A new survey by MIT Technology Review is trying to change that. The authors spoke to two dozen AI experts working to uncover the tech's climate impact, combed "hundreds of pages" of data and reports, and probed the top developers of LLM tools in order to provide a "comprehensive look" at the industry's impact.

"Ultimately, we found that the common understanding of AI’s energy consumption is full of holes," the authors wrote. That led them to start small, looking at the energy use of a single LLM query.

Beginning with text-based LLMs, they found that model size directly predicted energy demand, as bigger LLMs use more chips — and therefore more energy — to process questions. While smaller models like Meta's Llama 3.1 8B used roughly 57 joules per response (or 114 joules when the authors factored for cooling power and other energy needs), larger units needed 3,353 joules (or 6,706), or in MIT Tech's point of reference, enough to run a microwave for eight seconds.

Image-generating AI models, like Stable Diffusion 3 Medium, needed 1,141 joules (or 2,282) on average to spit out a standard 1024 x 1024 pixel image — the type that are rapidly strangling the internet. Doubling the quality of the image likewise doubles the energy use to 4,402 joules, worth over five seconds of microwave warming time, still less than the largest language bot.

Video generation is where the sparks really start flying. The lowest-quality AI video software, a nine-month old version of Code Carbon, took an eye-watering 109,000 joules to spew out a low-quality, 8fps film — "more like a GIF than a video," the authors noted.

Better models use a lot more. With a recent update, that same tool takes 3.4 million joules to spit out a five-second, 16fps video, equivalent to running a microwave for over an hour.

Whether any of those numbers amount to a lot or a little is open to debate. Running the microwave for a few seconds isn't much, but if everybody starts doing so hundreds of times a day — or in the case of video, for hours at a time — it'll make a huge impact in the world's power consumption. And of course, the AI industry is currently trending toward models that use more power, not less.

Zooming out, the MIT Tech survey also highlights some concerning trends.

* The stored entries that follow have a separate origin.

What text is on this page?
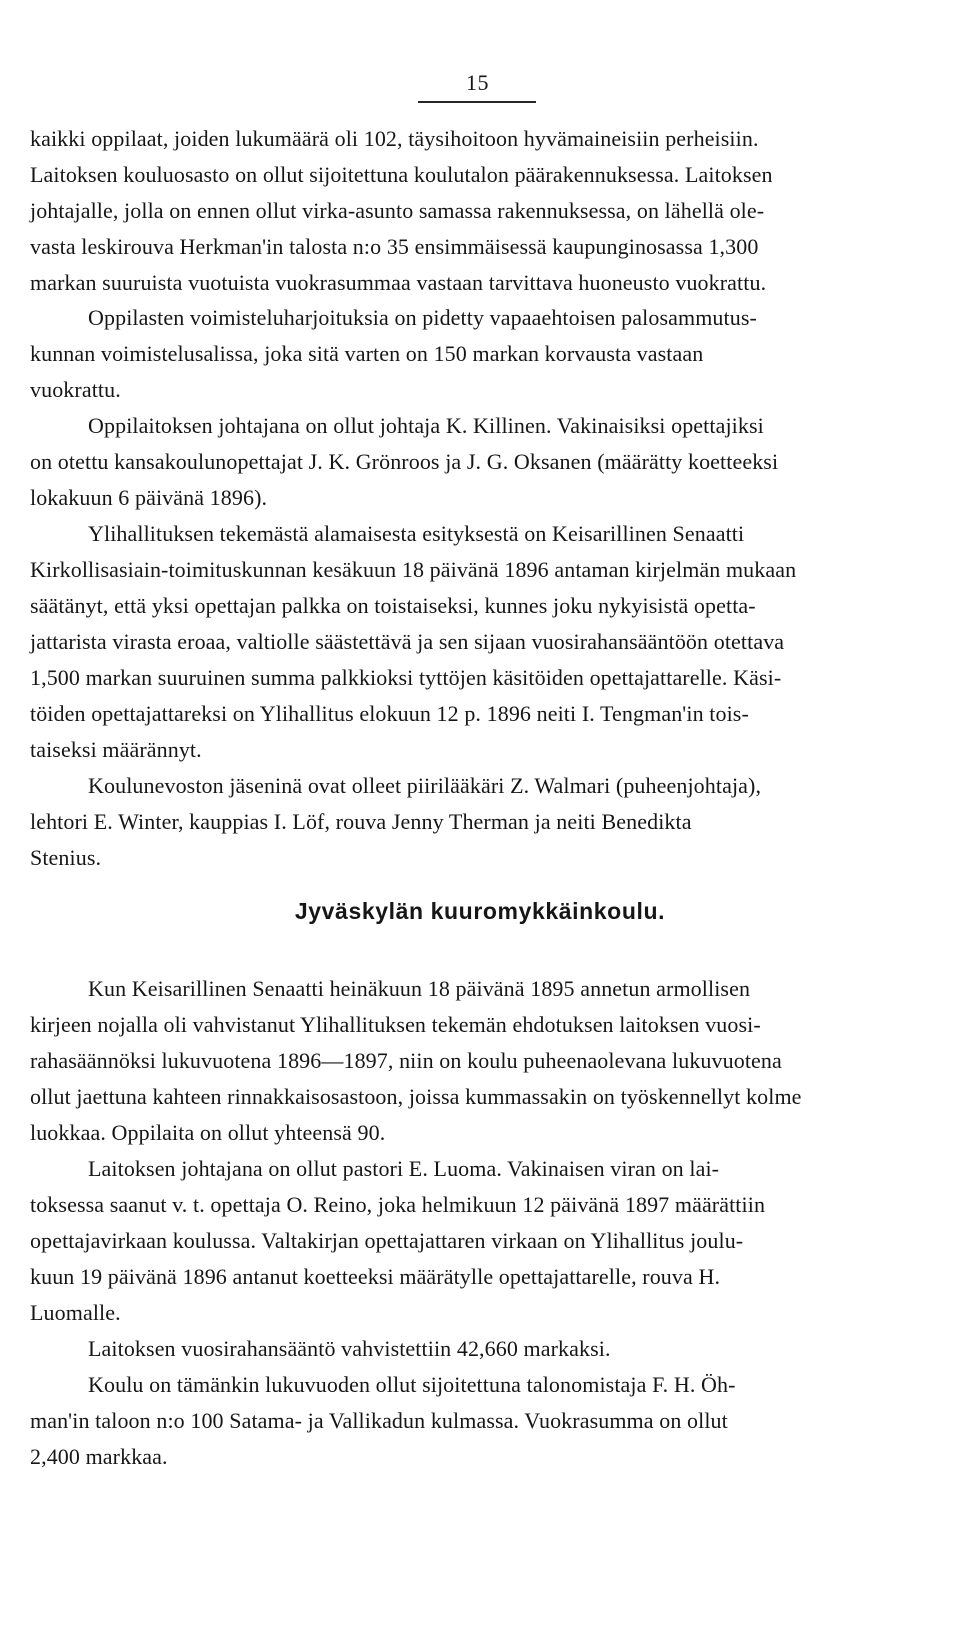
15
kaikki oppilaat, joiden lukumäärä oli 102, täysihoitoon hyvämaineisiin perheisiin.
Laitoksen kouluosasto on ollut sijoitettuna koulutalon päärakennuksessa. Laitoksen
johtajalle, jolla on ennen ollut virka-asunto samassa rakennuksessa, on lähellä ole-
vasta leskirouva Herkman'in talosta n:o 35 ensimmäisessä kaupunginosassa 1,300
markan suuruista vuotuista vuokrasummaa vastaan tarvittava huoneusto vuokrattu.
Oppilasten voimisteluharjoituksia on pidetty vapaaehtoisen palosammutus-
kunnan voimistelusalissa, joka sitä varten on 150 markan korvausta vastaan
vuokrattu.
Oppilaitoksen johtajana on ollut johtaja K. Killinen. Vakinaisiksi opettajiksi
on otettu kansakoulunopettajat J. K. Grönroos ja J. G. Oksanen (määrätty koetteeksi
lokakuun 6 päivänä 1896).
Ylihallituksen tekemästä alamaisesta esityksestä on Keisarillinen Senaatti
Kirkollisasiain-toimituskunnan kesäkuun 18 päivänä 1896 antaman kirjelmän mukaan
säätänyt, että yksi opettajan palkka on toistaiseksi, kunnes joku nykyisistä opetta-
jattarista virasta eroaa, valtiolle säästettävä ja sen sijaan vuosirahansääntöön otettava
1,500 markan suuruinen summa palkkioksi tyttöjen käsitöiden opettajattarelle. Käsi-
töiden opettajattareksi on Ylihallitus elokuun 12 p. 1896 neiti I. Tengman'in tois-
taiseksi määrännyt.
Koulunevoston jäseninä ovat olleet piirilääkäri Z. Walmari (puheenjohtaja),
lehtori E. Winter, kauppias I. Löf, rouva Jenny Therman ja neiti Benedikta
Stenius.
Jyväskylän kuuromykkäinkoulu.
Kun Keisarillinen Senaatti heinäkuun 18 päivänä 1895 annetun armollisen
kirjeen nojalla oli vahvistanut Ylihallituksen tekemän ehdotuksen laitoksen vuosi-
rahasäännöksi lukuvuotena 1896—1897, niin on koulu puheenaolevana lukuvuotena
ollut jaettuna kahteen rinnakkaisosastoon, joissa kummassakin on työskennellyt kolme
luokkaa. Oppilaita on ollut yhteensä 90.
Laitoksen johtajana on ollut pastori E. Luoma. Vakinaisen viran on lai-
toksessa saanut v. t. opettaja O. Reino, joka helmikuun 12 päivänä 1897 määrättiin
opettajavirkaan koulussa. Valtakirjan opettajattaren virkaan on Ylihallitus joulu-
kuun 19 päivänä 1896 antanut koetteeksi määrätylle opettajattarelle, rouva H.
Luomalle.
Laitoksen vuosirahansääntö vahvistettiin 42,660 markaksi.
Koulu on tämänkin lukuvuoden ollut sijoitettuna talonomistaja F. H. Öh-
man'in taloon n:o 100 Satama- ja Vallikadun kulmassa. Vuokrasumma on ollut
2,400 markkaa.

One is the overall rise in power use correlating to the rise of AI. While data center power use remained mostly steady across the US between 2005 and 2017, their power consumption doubled by 2023, our first full year with mass-market AI.

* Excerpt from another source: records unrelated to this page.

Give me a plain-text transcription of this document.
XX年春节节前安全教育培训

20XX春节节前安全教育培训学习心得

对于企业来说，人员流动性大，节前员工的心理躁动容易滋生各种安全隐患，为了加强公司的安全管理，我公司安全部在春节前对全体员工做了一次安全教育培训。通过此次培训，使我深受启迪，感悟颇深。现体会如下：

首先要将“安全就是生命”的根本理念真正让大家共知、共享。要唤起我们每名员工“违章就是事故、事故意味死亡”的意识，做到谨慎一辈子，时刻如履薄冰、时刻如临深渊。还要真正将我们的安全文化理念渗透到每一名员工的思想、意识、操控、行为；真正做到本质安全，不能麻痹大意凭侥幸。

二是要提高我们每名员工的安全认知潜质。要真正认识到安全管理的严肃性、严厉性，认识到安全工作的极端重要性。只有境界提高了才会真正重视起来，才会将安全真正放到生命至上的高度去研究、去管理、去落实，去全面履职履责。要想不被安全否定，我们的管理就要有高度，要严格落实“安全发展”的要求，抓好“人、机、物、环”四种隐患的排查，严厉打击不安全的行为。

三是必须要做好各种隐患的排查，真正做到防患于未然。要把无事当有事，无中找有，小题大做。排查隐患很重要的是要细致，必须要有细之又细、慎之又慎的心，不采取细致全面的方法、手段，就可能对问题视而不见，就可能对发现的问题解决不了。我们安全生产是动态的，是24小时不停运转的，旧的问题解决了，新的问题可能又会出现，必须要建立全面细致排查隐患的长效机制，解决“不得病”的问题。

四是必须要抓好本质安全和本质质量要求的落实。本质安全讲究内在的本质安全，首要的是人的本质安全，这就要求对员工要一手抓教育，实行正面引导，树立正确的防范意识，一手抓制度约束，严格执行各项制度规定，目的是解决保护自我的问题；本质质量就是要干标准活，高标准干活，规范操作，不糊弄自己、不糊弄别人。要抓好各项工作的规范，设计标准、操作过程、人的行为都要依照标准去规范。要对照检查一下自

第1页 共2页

As of 2024, 4.4 percent of all energy consumed in the US went toward data centers. Meanwhile, data centers' carbon intensity — the amount of iceberg-melting exhaust spewed relative to energy used — became 48 percent higher than the US average.

All that said, the MIT authors have a few caveats.

First, we can't look under the hood at closed-source AI models like OpenAI's ChatGPT, and most of the leading AI titans have declined to join in on good-faith climate mapping initiatives like AI Energy Score. Until that changes, any attempt to map such a company's climate impact is a stab in the dark at best.

In addition, the survey's writers note that data centers are not inherently bad for the environment. "If all data centers were hooked up to solar panels and ran only when the Sun was shining, the world would be talking a lot less about AI’s energy consumption," they wrote. But unfortunately, "that's not the case."

In countries like the US, the energy grid used to power data centers is still heavily reliant on fossil fuels, and surging demand for immediate energy are only making that worse. For example, the authors point to Elon Musk's xAI data center outside of Memphis, which is is using 35 methane gas generators to keep its chips humming, rather than wait for approval to draw from the civilian power grid.

Unless the industry is made to adopt strategies to mitigate AI's climate impact — like those outlined in the Paris AI Action Declaration — this will just be the beginning of a devastating rise in climate-altering emissions.